- Directed by: Wulan Tana
- Written by: Wulan Tana
- Produced by: Shui He Li
- Starring: Tian Chengren Qi Ruyi Zhang Yan Hao Yang Yu Weijie
- Cinematography: Lei Zhi
- Edited by: Zhou Xinxia
- Release date: 2003;
- Running time: 100 min.
- Country: China
- Language: Mandarin

= Warm Spring =

Warm Spring (暖春 (Nuǎn Chūn)) is a 2003 Chinese film produced by Shanxi Film Studio.
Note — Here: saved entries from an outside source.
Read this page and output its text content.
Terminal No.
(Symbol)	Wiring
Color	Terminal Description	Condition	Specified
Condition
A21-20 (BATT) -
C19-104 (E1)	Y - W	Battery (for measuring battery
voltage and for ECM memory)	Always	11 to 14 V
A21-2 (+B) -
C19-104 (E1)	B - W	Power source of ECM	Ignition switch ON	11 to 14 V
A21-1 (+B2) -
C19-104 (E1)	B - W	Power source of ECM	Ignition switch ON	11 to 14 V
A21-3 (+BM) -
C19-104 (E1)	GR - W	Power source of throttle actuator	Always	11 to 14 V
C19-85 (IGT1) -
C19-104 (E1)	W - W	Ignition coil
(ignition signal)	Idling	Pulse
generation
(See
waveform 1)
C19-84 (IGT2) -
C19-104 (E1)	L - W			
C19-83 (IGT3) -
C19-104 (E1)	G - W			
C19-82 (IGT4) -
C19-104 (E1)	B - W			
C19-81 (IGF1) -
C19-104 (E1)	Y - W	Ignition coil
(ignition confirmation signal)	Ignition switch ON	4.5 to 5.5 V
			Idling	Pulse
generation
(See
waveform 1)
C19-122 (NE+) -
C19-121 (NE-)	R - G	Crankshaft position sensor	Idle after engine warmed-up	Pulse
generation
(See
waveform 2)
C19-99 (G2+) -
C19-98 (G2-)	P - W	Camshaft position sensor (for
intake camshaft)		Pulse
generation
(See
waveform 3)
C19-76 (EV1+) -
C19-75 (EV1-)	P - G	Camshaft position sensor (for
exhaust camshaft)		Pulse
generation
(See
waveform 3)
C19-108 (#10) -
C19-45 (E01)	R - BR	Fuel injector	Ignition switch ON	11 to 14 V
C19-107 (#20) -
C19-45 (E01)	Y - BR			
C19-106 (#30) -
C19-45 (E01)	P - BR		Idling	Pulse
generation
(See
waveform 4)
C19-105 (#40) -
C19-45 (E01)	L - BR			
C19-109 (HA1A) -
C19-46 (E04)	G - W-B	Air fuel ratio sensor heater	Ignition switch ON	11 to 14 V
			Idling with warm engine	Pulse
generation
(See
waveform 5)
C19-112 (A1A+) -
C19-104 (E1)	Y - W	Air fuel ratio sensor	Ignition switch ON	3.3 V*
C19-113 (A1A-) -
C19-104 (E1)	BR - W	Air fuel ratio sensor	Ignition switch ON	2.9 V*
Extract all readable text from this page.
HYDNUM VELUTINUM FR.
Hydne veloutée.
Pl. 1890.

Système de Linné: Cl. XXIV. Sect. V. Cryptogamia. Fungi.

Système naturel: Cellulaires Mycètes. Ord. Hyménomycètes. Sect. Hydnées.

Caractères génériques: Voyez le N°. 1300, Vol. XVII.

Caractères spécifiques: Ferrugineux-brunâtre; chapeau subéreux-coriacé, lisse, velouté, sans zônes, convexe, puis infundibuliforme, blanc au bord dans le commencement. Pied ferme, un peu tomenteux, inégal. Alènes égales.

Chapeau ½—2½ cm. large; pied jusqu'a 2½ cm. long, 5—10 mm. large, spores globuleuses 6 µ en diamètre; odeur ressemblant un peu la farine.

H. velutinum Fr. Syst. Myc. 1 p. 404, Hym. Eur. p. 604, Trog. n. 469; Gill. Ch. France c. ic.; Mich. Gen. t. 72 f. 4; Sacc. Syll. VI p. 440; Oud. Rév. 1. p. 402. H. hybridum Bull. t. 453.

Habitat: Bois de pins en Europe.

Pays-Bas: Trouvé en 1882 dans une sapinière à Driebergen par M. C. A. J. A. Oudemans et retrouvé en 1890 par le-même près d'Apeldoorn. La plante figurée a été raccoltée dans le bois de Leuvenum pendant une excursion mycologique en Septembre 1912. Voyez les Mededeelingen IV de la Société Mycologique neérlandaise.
Wulan Tana was the director and writer of this film which won her the Golden Rooster Award for Best Directorial Debut in 2003. The film was also named one of three Best Films at the 2004 Hundred Flowers Awards.

==Plot==
Seeking refuge from abusive foster parents, 8-year-old orphan Xiao Hua runs away and finds safety under the care of a poor, illiterate old man from another village. Despite his lack of money and despite being taunted by friends, the elderly man does everything in his power to protect the young child he believes was delivered to him by fate.

Xiao Hua works hard and forms a close bond with the old man, whom she calls Grandpa, but the old man's daughter-in-law, who can't conceive, tries desperately to send Xiao Hua away. The grandpa sends her to school and gradually Xiao Hua thaws the hearts of the old man's son Baozhu and daughter-in-law Xiangcao. Toward the movie's end it is disclosed by the village head that the old man's son Baozhu is also an adopted orphan like Xiao Hua.

Years later Xiao Hua becomes the first college graduate from the village. She becomes a rural teacher to repay the kindness of the village which adopted her.

==Reception==
As of 2012 the film has been rated 7.8 out of 10 in over 15,000 ratings on Douban.

Many cinemas promoted the film by offering refunds for any viewers not moved to tears; almost no refunds were claimed.